Terceiro, ao vestir individualmente a camisola de uma concorrência que não era a sua, não conseguiram contrapor-se à opção recessiva adotada pelos grupos de Comunicação Social - cortes de pessoal, degradação do produto, menos audiências, menos receitas, mais cortes de pessoal. Reproduziu-se neste setor a desigualdade social que se vive em amplos setores por todo o país: chefes muito bem pagos a coordenar jornalistas recém-criados mal pagos e explorados.

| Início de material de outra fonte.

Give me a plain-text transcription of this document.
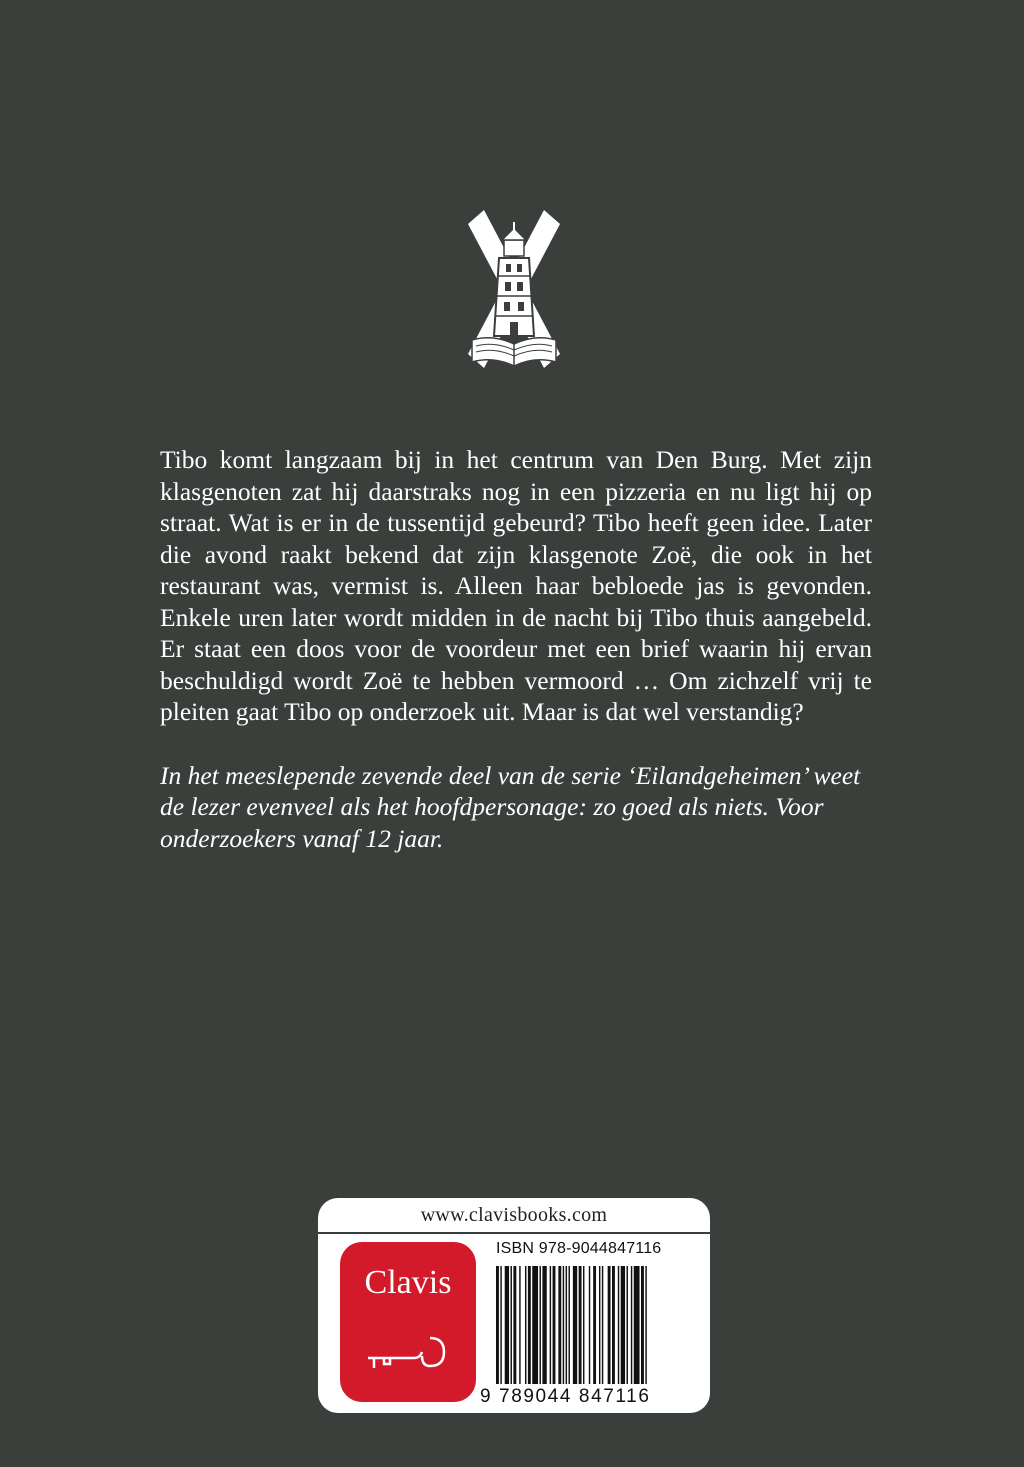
Tibo komt langzaam bij in het centrum van Den Burg. Met zijn klasgenoten zat hij daarstraks nog in een pizzeria en nu ligt hij op straat. Wat is er in de tussentijd gebeurd? Tibo heeft geen idee. Later die avond raakt bekend dat zijn klasgenote Zoë, die ook in het restaurant was, vermist is. Alleen haar bebloede jas is gevonden. Enkele uren later wordt midden in de nacht bij Tibo thuis aangebeld. Er staat een doos voor de voordeur met een brief waarin hij ervan beschuldigd wordt Zoë te hebben vermoord … Om zichzelf vrij te pleiten gaat Tibo op onderzoek uit. Maar is dat wel verstandig?

In het meeslepende zevende deel van de serie ‘Eilandgeheimen’ weet de lezer evenveel als het hoofdpersonage: zo goed als niets. Voor onderzoekers vanaf 12 jaar.

www.clavisbooks.com
Clavis
ISBN 978-9044847116
9 789044 847116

Deste cenário todo e com a publicidade a ser canibalizada pelas multinacionais, como o Google e o Facebook, em prejuízo dos grupos nacionais, resultou que não só os produtos não mudaram como, pior ainda, a informação tradicional e credibilizada mimetizou aquilo que as novas formas de produção de notícias fornecem: a notícia do momento (verdadeira ou falsa) sem preocupação informativa, o superficial, o risível.
A crise que se vive é a expressão, neste sector, dos objetivos e práticas do sistema capitalista, nesta sua fase de neoliberalismo, de financeirização da economia e mercantilização do trabalho, com um pensamento dominante e uma forma de estar na vida social. A classe profissional jornalistas, como outras, tem tolerado em demasia este rumo, tendo apenas reações típicas de agentes assustados.
Como se reverte isto?
Os órgãos de poder não podem ficar indiferentes. O espaço da Comunicação Social é público e é concessionado e, como tal, o Estado deve ter uma palavra. Intervir mas com princípios e regras inerentes ao Estado Social de Direito Democrático e não com remendos dando dinheiro ou proteções a entidades ou empresas que continuarão a reger-se pela lógica de um Estado ao serviço dos mercados.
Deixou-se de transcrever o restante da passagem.